While chip demand is slumping right now, it's not falling off a cliff either, as weaker demand for chips going into products such as cars, smartphones, industrial equipment and telecom equipment is partly offset by strong demand from end-markets such as notebooks, game consoles and data center hardware.
But as many chip developers and hardware makers are quick to note, there isn't much visibility about what demand -- either for chips or the products that they go into -- will look like outside of the very short-term. And that in turn is a good reason to take the full-year and second-half outlooks being shared by some industry firms with a grain of salt.
STMicroelectronics (STM) rose 8.9% on Wednesday after it beat Q1 estimates, guided for Q2 revenue of $1.93 billion to $2.07 billion (below a $2.12 billion consensus) and guided for 2020 revenue of $8.8 billion to $9.5 billion (below a $9.55 billion consensus). The midpoint of STMicro's full-year guidance implies a 4% annual revenue drop.
Though below analyst estimates, many investors were clearly pleased to see STMicro share full-year guidance at a time when so many companies (chip developers or otherwise) are unwilling to do so, as well as to forecast revenue will be down just moderately this year. Also going over well: STMicro's 2020 guidance implies its second-half revenue will be up relative to its first-half revenue, with sales rising by $690 million if the midpoints of its Q2 and full-year ranges were hit.
But with the COVID-19 pandemic currently expected to cause double-digit Q2 GDP declines in the U.S. and many European countries, and with a lot of uncertainty still remaining about how quickly lockdowns will ease and how consumers and businesses will act in their aftermath, STMicro's guidance appears to rest on demand recovery assumptions that may or may not play out.

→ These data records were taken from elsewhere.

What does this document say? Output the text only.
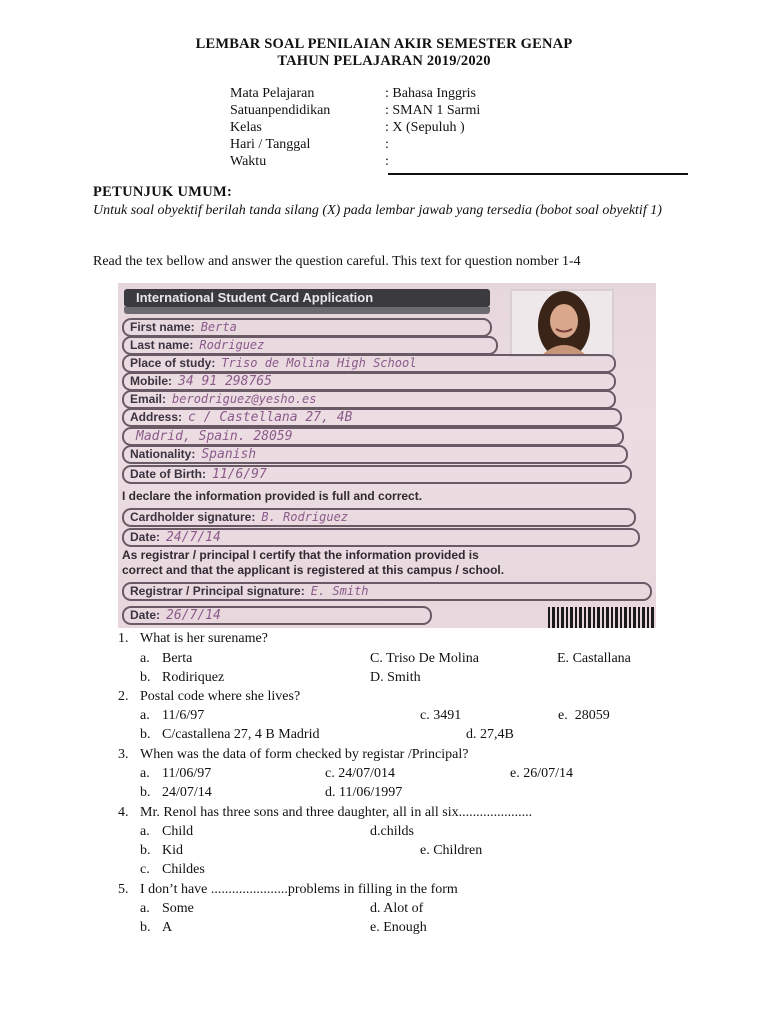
LEMBAR SOAL PENILAIAN AKIR SEMESTER GENAP
TAHUN PELAJARAN 2019/2020
Mata Pelajaran	: Bahasa Inggris
Satuanpendidikan	: SMAN 1 Sarmi
Kelas	: X (Sepuluh )
Hari / Tanggal	:
Waktu	:
PETUNJUK UMUM:
Untuk soal obyektif berilah tanda silang (X) pada lembar jawab yang tersedia (bobot soal obyektif 1)
Read the tex bellow and answer the question careful. This text for question nomber 1-4
International Student Card Application
First name: Berta
Last name: Rodriguez
Place of study: Triso de Molina High School
Mobile: 34 91 298765
Email: berodriguez@yesho.es
Address: c / Castellana 27, 4B
Madrid, Spain. 28059
Nationality: Spanish
Date of Birth: 11/6/97
I declare the information provided is full and correct.
Cardholder signature: B. Rodriguez
Date: 24/7/14
As registrar / principal I certify that the information provided is
correct and that the applicant is registered at this campus / school.
Registrar / Principal signature: E. Smith
Date: 26/7/14
1. What is her surename?
a. Berta	C. Triso De Molina	E. Castallana
b. Rodiriquez	D. Smith
2. Postal code where she lives?
a. 11/6/97	c. 3491	e.  28059
b. C/castallena 27, 4 B Madrid	d. 27,4B
3. When was the data of form checked by registar /Principal?
a. 11/06/97	c. 24/07/014	e. 26/07/14
b. 24/07/14	d. 11/06/1997
4. Mr. Renol has three sons and three daughter, all in all six.....................
a. Child	d.childs
b. Kid	e. Children
c. Childes
5. I don’t have ......................problems in filling in the form
a. Some	d. Alot of
b. A	e. Enough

In contrast to STMicro's commentary, many supply chain reports suggest a lot of chip buyers are still uncertain about how second-half demand will trend even for end-markets that are holding up well right now, such as PCs. And some of STMicro's peers, such as Texas Instruments (TXN) , also seem to be pretty unsure of how second-half demand will trend.
On its Tuesday earnings call, TI -- historically one of the more candid chip developers out there when it comes to talking about demand trends -- made references to reduced visibility (both its own and that of its customers) a half-dozen times. TI also issued a Q2 sales guidance range of $2.61 billion to $3.19 billion, which compared with a $3.19 billion consensus and was more than twice as wide as the Q1 guidance range it issued in January.
TI, which rose 4.8% on Wednesday, noted that it has seen orders decline in recent weeks after benefiting from customer inventory builds in March and April (this fits with comments from peers such as NXP Semiconductors (NXPI) and Microchip Technology (MCHP) ), and that the midpoint of its Q2 guidance range assumes these order declines will continue. The company added that it's relying on its experiences during the 2008 financial crisis, when demand fell sharply for two quarters before rebounding over the next six, to "inform decisions on operating plans, revenue forecasts, and investment and spending plans." But it also cautioned that no two recessions are the same.
Though operating in very different industries, one can draw some parallels between TI's comments about low demand visibility and the remarks that Netflix (NFLX) made on Tuesday about its Q2 subscriber add guidance being "guesswork." Both companies seem to have a good appreciation of how many variables are in play as an unprecedented public health and economic crisis unfolds, and want to make sure their investors have a good appreciation of it as well.
However, with markets currently eager to bid up shares of many companies in response to the arrival of any kind of favorable news or commentary, a full-year outlook such as the one STMicro delivered ends up driving additional gains both for the issuer and its peers. One just has to hope that the outlooks hold up well in the coming months.